Neste artigo, não pretendemos oferecer uma lista exaustiva de todos os perigos possíveis. Isso seria impossível e, provavelmente, nem sequer seria útil.
Assim sendo, focamo-nos nos cinco riscos principais para o ITSM em 2026 – aqueles que, na nossa opinião, merecem atenção prioritária.
Para cada um, analisaremos o impacto potencial e forneceremos orientações concretas para antecipar e gerir criticidades emergentes, transformando-as, sempre que possível, em alavancas estratégicas.
1. Cibersegurança: uma ameaça evolutiva
O primeiro e mais evidente dos riscos para o ITSM em 2026 está relacionado com a cibersegurança. Não se trata apenas do aumento do número de ataques, mas sobretudo da sua crescente sofisticação. A fronteira entre a gestão de serviços IT e a gestão da segurança é cada vez mais ténue – claramente, uma não pode existir sem a outra.
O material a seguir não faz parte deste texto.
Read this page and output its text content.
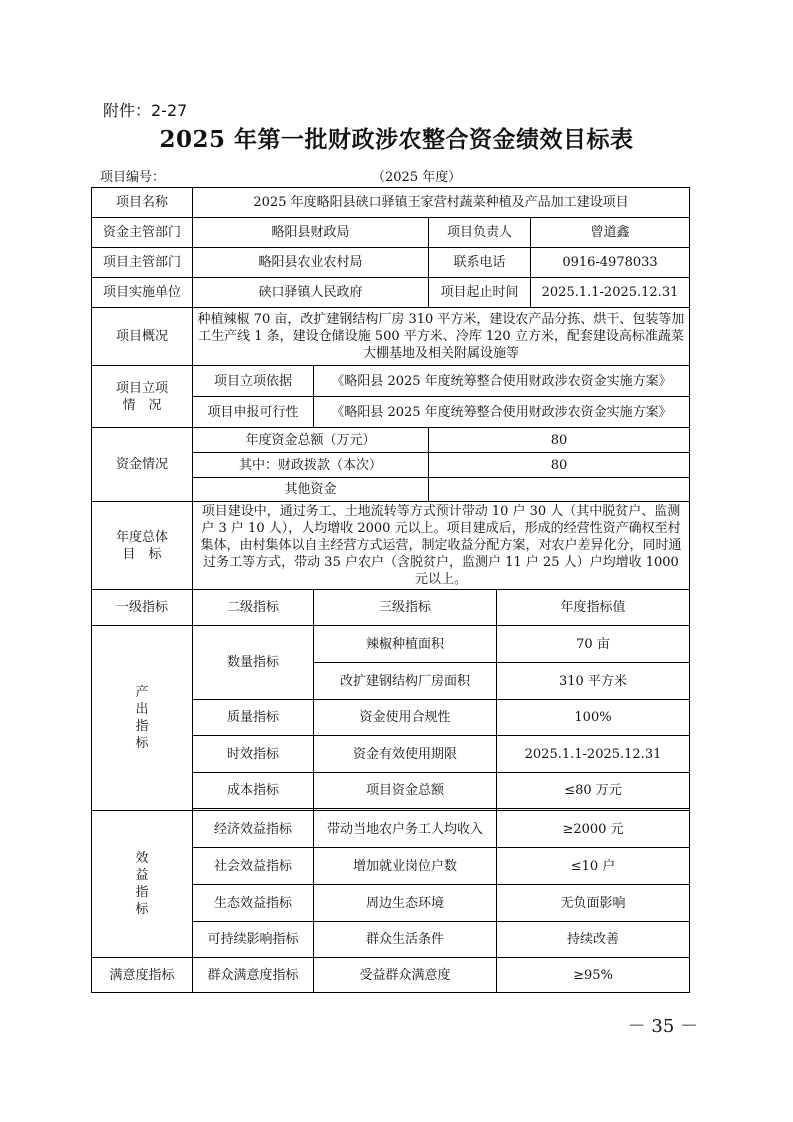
附件：2-27
2025 年第一批财政涉农整合资金绩效目标表
项目编号：	（2025 年度）
项目名称	2025 年度略阳县硖口驿镇王家营村蔬菜种植及产品加工建设项目				
资金主管部门	略阳县财政局		项目负责人		曾道鑫
项目主管部门	略阳县农业农村局		联系电话		0916-4978033
项目实施单位	硖口驿镇人民政府		项目起止时间		2025.1.1-2025.12.31
项目概况	种植辣椒 70 亩，改扩建钢结构厂房 310 平方米，建设农产品分拣、烘干、包装等加工生产线 1 条，建设仓储设施 500 平方米、冷库 120 立方米，配套建设高标准蔬菜大棚基地及相关附属设施等				

项目立项
情　况	项目立项依据	《略阳县 2025 年度统筹整合使用财政涉农资金实施方案》			
	项目申报可行性	《略阳县 2025 年度统筹整合使用财政涉农资金实施方案》			
资金情况	年度资金总额（万元）		80		
	其中：财政拨款（本次）		80		
	其他资金				

年度总体
目　标	项目建设中，通过务工、土地流转等方式预计带动 10 户 30 人（其中脱贫户、监测户 3 户 10 人），人均增收 2000 元以上。项目建成后，形成的经营性资产确权至村集体，由村集体以自主经营方式运营，制定收益分配方案，对农户差异化分，同时通过务工等方式，带动 35 户农户（含脱贫户，监测户 11 户 25 人）户均增收 1000 元以上。				
一级指标	二级指标	三级指标		年度指标值	

产
出
指
标	数量指标	辣椒种植面积		70 亩	
		改扩建钢结构厂房面积		310 平方米	
	质量指标	资金使用合规性		100%	
	时效指标	资金有效使用期限		2025.1.1-2025.12.31	
	成本指标	项目资金总额		≤80 万元	

效
益
指
标	经济效益指标	带动当地农户务工人均收入		≥2000 元	
	社会效益指标	增加就业岗位户数		≤10 户	
	生态效益指标	周边生态环境		无负面影响	
	可持续影响指标	群众生活条件		持续改善	
满意度指标	群众满意度指标	受益群众满意度		≥95%	
－ 35 －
Por outras palavras, a simples colaboração entre equipas de IT e equipas de segurança já não é suficiente. O que é necessário é uma verdadeira convergência, começando por uma visão estratégica partilhada e estendendo-se à orquestração operacional diária. A adoção de frameworks consolidados como o NIST e a ISO/IEC 27001 representa um ponto de partida essencial, mas não é suficiente por si só.
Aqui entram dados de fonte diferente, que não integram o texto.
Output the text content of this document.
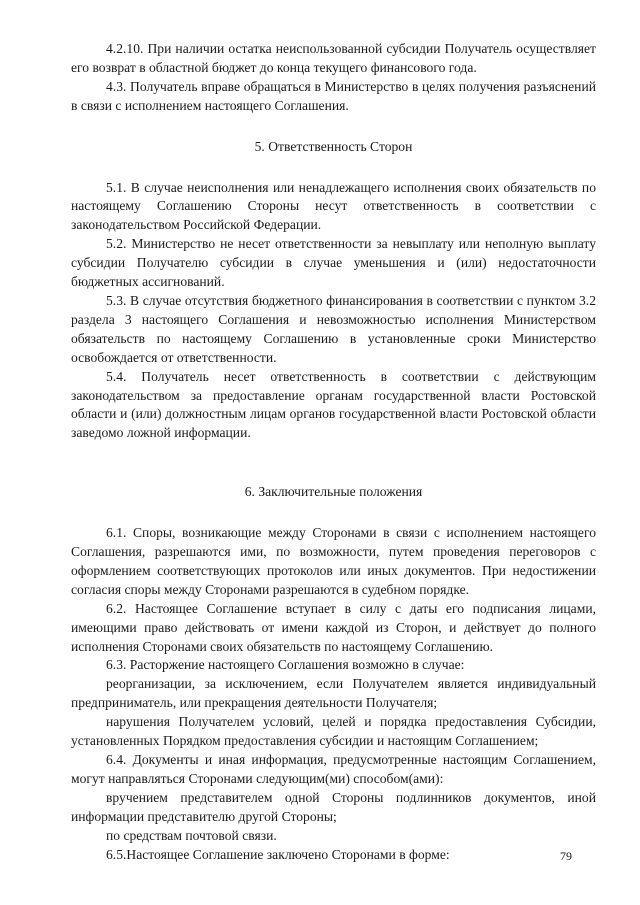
4.2.10. При наличии остатка неиспользованной субсидии Получатель осуществляет его возврат в областной бюджет до конца текущего финансового года.

4.3. Получатель вправе обращаться в Министерство в целях получения разъяснений в связи с исполнением настоящего Соглашения.

5. Ответственность Сторон

5.1. В случае неисполнения или ненадлежащего исполнения своих обязательств по настоящему Соглашению Стороны несут ответственность в соответствии с законодательством Российской Федерации.

5.2. Министерство не несет ответственности за невыплату или неполную выплату субсидии Получателю субсидии в случае уменьшения и (или) недостаточности бюджетных ассигнований.

5.3. В случае отсутствия бюджетного финансирования в соответствии с пунктом 3.2 раздела 3 настоящего Соглашения и невозможностью исполнения Министерством обязательств по настоящему Соглашению в установленные сроки Министерство освобождается от ответственности.

5.4. Получатель несет ответственность в соответствии с действующим законодательством за предоставление органам государственной власти Ростовской области и (или) должностным лицам органов государственной власти Ростовской области заведомо ложной информации.

6. Заключительные положения

6.1. Споры, возникающие между Сторонами в связи с исполнением настоящего Соглашения, разрешаются ими, по возможности, путем проведения переговоров с оформлением соответствующих протоколов или иных документов. При недостижении согласия споры между Сторонами разрешаются в судебном порядке.

6.2. Настоящее Соглашение вступает в силу с даты его подписания лицами, имеющими право действовать от имени каждой из Сторон, и действует до полного исполнения Сторонами своих обязательств по настоящему Соглашению.

6.3. Расторжение настоящего Соглашения возможно в случае:

реорганизации, за исключением, если Получателем является индивидуальный предприниматель, или прекращения деятельности Получателя;

нарушения Получателем условий, целей и порядка предоставления Субсидии, установленных Порядком предоставления субсидии и настоящим Соглашением;

6.4. Документы и иная информация, предусмотренные настоящим Соглашением, могут направляться Сторонами следующим(ми) способом(ами):

вручением представителем одной Стороны подлинников документов, иной информации представителю другой Стороны;

по средствам почтовой связи.

6.5.Настоящее Соглашение заключено Сторонами в форме:	79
É fundamental equipar-se com ferramentas capazes de detetar, analisar e responder a ameaças em tempo real. O EV Observe, por exemplo, pode oferecer monitorização contínua de vulnerabilidades em ambientes complexos e dinâmicos, identificando potenciais riscos.
O objetivo final não é apenas reagir mais rapidamente aos incidentes, mas antecipá-los, reconhecendo sinais fracos e padrões anómalos que podem preceder uma violação. Só com esta abordagem proativa é que a cibersegurança se torna verdadeiramente uma parte integrante do ITSM moderno.
2. Automação e IA: quando o risco é a configuração incorreta
A IA é uma alavanca decisiva para o futuro do ITSM; todos o sabemos e isto não é algo recente. A sua adoção está a expandir-se rapidamente a todos os níveis da infraestrutura de IT, e esta tendência continuará a intensificar-se no futuro imediato. Desde a gestão de tickets até à previsão de incidentes, passando pela automação inteligente de fluxos de trabalho, as aplicações são múltiplas e tornam-se cada vez mais sofisticadas.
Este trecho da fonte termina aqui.